Por outro lado, corrente crescente na doutrina pátria, aplicada por alguns tribunais e defendida pelas Procuradorias Estaduais e Municipais, defende que a proteção do Estado a determinados bens de valor histórico-cultural está submetido à discricionariedade da administração pública. Seguindo tal afirmação, o simples reconhecimento do valor do bem pelo órgão administrativo competente não obriga o poder público a tombá-lo, devendo este realizar um juízo de mérito, ressaltando que o Poder Judiciário não poderá reavaliar tal ato.

Todavia, impende citar que a discricionariedade da administração é apenas quanto à execução do tombamento, já que falece a ela competência para dizer se um bem pertence ou não ao patrimônio histórico brasileiro.

É imperiosa a avaliação da conveniência e oportunidade do ato de tombamento, vez que a administração deve sempre buscar atingir os interesses da coletividade, que são ilimitados, utilizando recursos públicos, que como bem sabemos, são limitados. Como a administração é a gestora do dinheiro público a ela cabe fazer um planejamento orçamentário para realizar suas despesas, e para tanto elabora a Lei Orçamentária Anual.

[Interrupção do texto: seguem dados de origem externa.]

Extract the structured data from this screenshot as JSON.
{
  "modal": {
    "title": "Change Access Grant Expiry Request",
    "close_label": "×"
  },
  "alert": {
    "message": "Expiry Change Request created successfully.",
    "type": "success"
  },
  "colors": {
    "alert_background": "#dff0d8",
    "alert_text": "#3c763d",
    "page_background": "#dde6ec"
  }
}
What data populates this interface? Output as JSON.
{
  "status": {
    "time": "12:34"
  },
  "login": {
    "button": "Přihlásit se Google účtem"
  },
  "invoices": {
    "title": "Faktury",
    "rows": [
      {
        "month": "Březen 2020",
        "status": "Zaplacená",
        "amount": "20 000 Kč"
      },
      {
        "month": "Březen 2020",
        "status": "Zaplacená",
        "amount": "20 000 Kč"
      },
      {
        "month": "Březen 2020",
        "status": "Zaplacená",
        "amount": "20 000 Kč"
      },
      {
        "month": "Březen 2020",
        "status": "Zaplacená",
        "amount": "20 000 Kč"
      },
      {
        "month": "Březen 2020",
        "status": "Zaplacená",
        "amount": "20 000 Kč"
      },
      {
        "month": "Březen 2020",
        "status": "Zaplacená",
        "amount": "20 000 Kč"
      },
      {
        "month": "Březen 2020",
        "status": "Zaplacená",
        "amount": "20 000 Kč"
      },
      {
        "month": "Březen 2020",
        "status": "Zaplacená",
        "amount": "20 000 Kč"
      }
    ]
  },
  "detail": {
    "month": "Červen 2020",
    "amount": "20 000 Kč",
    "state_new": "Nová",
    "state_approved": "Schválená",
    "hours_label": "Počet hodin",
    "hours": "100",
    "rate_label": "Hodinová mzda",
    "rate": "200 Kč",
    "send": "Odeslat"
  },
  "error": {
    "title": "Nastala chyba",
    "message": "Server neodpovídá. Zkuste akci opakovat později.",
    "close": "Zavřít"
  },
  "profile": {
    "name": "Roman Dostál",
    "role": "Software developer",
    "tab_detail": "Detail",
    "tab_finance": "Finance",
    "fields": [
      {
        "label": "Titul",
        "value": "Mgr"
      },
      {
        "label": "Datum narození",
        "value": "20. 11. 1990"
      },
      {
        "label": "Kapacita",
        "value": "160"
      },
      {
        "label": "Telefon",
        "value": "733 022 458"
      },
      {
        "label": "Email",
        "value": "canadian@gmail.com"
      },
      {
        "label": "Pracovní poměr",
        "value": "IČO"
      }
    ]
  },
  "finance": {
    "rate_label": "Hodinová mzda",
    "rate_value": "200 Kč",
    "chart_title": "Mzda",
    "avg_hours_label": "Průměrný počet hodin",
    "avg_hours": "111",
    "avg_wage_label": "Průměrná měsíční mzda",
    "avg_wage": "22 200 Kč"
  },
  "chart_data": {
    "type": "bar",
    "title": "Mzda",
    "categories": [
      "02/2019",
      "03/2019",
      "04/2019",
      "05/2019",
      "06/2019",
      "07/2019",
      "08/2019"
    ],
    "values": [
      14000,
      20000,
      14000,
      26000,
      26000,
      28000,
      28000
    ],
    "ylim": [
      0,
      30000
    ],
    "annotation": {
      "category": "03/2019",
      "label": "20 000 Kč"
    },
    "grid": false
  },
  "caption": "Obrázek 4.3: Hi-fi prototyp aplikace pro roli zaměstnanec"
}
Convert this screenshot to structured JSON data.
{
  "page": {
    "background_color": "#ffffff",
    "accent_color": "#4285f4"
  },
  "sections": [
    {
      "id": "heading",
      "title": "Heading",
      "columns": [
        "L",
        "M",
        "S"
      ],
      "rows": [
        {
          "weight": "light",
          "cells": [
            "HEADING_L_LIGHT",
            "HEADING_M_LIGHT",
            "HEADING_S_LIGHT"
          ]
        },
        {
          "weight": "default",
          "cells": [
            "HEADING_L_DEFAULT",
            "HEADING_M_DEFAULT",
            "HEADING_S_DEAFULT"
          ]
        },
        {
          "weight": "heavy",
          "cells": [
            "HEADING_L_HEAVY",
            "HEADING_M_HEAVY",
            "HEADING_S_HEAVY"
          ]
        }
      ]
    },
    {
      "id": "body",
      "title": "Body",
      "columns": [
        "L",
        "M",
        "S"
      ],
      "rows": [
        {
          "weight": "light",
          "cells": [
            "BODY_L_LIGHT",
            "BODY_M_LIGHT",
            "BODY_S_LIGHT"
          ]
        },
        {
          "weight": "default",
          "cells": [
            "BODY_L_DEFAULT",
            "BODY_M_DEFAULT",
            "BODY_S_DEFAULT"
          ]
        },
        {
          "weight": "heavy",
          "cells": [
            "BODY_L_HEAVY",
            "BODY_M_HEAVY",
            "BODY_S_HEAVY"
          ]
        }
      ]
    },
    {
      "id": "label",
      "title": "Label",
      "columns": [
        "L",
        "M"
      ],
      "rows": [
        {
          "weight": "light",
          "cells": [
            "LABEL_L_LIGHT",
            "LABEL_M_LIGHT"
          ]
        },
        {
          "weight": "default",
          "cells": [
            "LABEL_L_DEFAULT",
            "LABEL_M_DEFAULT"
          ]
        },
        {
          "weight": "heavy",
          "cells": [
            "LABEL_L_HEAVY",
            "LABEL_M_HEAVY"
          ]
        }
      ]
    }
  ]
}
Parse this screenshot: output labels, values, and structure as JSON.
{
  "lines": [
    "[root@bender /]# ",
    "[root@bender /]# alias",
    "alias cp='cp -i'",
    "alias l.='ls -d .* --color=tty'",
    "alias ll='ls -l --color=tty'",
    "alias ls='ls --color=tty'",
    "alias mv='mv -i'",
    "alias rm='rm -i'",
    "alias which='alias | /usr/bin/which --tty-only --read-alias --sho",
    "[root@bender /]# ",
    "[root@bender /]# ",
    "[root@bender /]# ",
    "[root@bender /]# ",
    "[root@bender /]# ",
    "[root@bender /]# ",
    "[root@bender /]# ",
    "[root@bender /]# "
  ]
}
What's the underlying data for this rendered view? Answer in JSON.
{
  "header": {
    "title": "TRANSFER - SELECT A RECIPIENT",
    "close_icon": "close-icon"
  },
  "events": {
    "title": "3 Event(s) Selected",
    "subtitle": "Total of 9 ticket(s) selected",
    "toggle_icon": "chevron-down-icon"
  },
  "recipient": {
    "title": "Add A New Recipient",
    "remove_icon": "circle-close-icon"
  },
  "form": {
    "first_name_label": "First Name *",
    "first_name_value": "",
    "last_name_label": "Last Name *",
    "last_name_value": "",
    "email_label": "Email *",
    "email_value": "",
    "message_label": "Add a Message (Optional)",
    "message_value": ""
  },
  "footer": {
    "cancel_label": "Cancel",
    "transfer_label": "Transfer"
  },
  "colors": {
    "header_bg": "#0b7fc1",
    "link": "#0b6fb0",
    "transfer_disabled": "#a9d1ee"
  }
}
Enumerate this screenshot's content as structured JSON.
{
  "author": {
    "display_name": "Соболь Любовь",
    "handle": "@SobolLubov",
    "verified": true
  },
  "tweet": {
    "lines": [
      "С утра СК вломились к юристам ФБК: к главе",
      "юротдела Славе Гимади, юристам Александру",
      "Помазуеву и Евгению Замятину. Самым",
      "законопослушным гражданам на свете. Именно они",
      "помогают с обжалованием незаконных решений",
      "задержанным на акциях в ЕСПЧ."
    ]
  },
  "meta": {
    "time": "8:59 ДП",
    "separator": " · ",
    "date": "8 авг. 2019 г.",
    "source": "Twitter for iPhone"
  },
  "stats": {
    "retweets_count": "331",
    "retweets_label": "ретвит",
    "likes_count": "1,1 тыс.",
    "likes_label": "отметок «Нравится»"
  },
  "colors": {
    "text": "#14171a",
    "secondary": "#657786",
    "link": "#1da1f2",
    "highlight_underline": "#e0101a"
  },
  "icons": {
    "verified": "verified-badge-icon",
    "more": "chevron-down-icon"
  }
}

Ao caracterizar o ato de tombamento como discricionário, o controle do poder público sobre o ato se torna limitado, podendo versar apenas sobre sua legalidade. Partindo dessa premissa, percebe-se a inconstitucionalidade do tombamento realizado por meio de Ação Civil Pública. Para essa corrente, o Poder Judiciário não pode determinar o tombamento de um bem considerado de valor histórico através de parecer do órgão administrativo competente por ferir o princípio da separação de poderes, além de causar grande impacto no orçamento do ente, que se vê obrigado a suportar tal ônus. Como é sabido, para um determinado ente federal realizar o tombamento de um bem, é necessário incluir na lei orçamentária o valor das eventuais despesas com a indenização do proprietário. Sendo o tombamento realizado pelo Judiciário, haverá um gasto não autorizado de verba pública que, fatalmente, irá acarretar o descumprimento de algum compromisso já previsto no orçamento, desrespeitando a Lei de Responsabilidade Fiscal, o que tornará a administração daquele ente irresponsável, sujeitando o chefe do Poder Executivo às penalidades da Lei de Improbidade Administrativa.

Há ainda outro problema. Caso a administração não tenha recursos suficientes para ressarcir o proprietário, este terá que ingressar em juízo para pleitear sua indenização, aumentando, a já extensa, fila de precatórios judiciais.

Mas, certo é que, não havendo nenhum motivo que impeça o tombamento do bem, ele será realizado. Havendo recusa, esta terá que ser motivada.

Os tribunais brasileiros ainda não se posicionaram definitivamente sobre a matéria, mas, por todo exposto, parece mais sensato, que se adote a segunda corrente, classificando o ato de execução do tombamento realizado pela administração pública como discricionário. Pensar diferente trará mais prejuízos do que benefícios à coletividade.